La combinaison de l’idée de représentations biface et de computation turingienne constitue l’hypothèse princeps : on l’appelle tantôt computo-représentationnalisme, tantôt fonctionnalisme. J’en ai donné une image simpliste, mais même dans ses versions développées, qui sont plurielles, elle est aujourd’hui remise en question. D’abord la notion de computation est largement battue en brèche, à cause de la prise en compte de machines très différentes des machines de Turing, qu’on appelle parfois systèmes connexionnistes ou encore des réseaux de neurones formels. Et elle est aussi remise en cause par le fait que beaucoup de scientifiques ne croient pas du tout à notre dualisme de philosophes : eux — tous les Changeux de ce monde — sont franchement réductionnistes ; ils pensent qu’il n’y a pas de différence de principe entre une science de l’esprit et une science du cerveau.

 

2. La conscience comme problème scientifique

Après avoir tracé à traits épais ce tableau général, je voudrais en venir maintenant à la question plus précise sur laquelle vous m’avez invité à intervenir : la conscience.
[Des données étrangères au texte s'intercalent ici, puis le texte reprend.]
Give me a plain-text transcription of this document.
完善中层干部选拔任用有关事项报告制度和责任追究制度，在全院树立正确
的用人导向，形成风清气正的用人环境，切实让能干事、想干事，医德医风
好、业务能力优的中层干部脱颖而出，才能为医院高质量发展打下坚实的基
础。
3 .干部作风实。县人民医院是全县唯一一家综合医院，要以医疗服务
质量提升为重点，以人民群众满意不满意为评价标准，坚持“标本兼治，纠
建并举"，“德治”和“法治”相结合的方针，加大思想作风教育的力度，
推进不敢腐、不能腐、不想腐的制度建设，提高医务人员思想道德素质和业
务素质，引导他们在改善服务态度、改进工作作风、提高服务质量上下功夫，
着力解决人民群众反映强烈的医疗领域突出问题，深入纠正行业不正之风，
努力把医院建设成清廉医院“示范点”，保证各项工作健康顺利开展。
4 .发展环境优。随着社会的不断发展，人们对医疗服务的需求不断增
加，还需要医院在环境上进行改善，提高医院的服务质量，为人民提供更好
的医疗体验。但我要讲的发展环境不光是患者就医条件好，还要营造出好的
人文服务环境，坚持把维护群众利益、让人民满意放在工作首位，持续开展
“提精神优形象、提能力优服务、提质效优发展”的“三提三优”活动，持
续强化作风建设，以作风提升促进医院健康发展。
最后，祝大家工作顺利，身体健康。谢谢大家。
Comme la science oscille ! Dans le numéro de juillet 2002 du Scientific American, à la rubrique “Il y a un siècle”, on apprend qu’en 1902, le président de l’Association américaine pour l’avancement des sciences affirmait que la conscience est à la fois le plus ancien problème de la philosophie et le plus récent problème de la science, que la conscience doit être considérée comme un phénomène biologique, que le biologiste doit l’étudier, qu’il doit essayer d’en savoir toujours davantage sur ce phénomène central. Le positivisme de l’époque conduit notre visionnaire à formuler une clause de prudence : l’expérience prouve que si le biologiste parvient souvent à découvrir le comment d’une certaine fonction, il reste souvent incertain du pourquoi. Cette réserve de pure forme ne doit pas cacher l’essentiel : la conscience vue comme un problème scientifique. Or, une cinquantaine d’années plus tard, dans un ouvrage qui fut outre-Manche quelque chose comme les Mots et les choses de l’époque, Le concept d’esprit (The Concept of Mind, 1949 – traduit chez Payot, il va être prochainement réédité), Gilbert Ryle défendait, sur le terrain philosophique, un béhaviorisme radical : il pensait qu’il n’y avait aucune réalité correspondant aux concepts mentalistes classiques comme la conscience, la croyance, la volonté, etc. Les sciences cognitives, nées dans cette atmosphère, ont longtemps gardé du béhaviorisme, sur les ruines duquel elles se sont pourtant installées, sa méfiance à l’égard de la conscience, et l’ont écartée de leur ordre du jour.

 

L’intentionnalité d’abord

Le philosophe Daniel Dennett, qui fut à Oxford l’élève de Ryle, a proposé, il y a une trentaine d’années, une sorte de compromis. La conscience, disait-il dès son premier livre, Content and Consciousness (non traduit), est bel et bien en droit un problème scientifique, mais les sciences cognitives ne sont pas conceptuellement préparées à l’aborder. Il leur faut auparavant disposer, avec l’aide des philosophes, du problème de l’intentionnalité.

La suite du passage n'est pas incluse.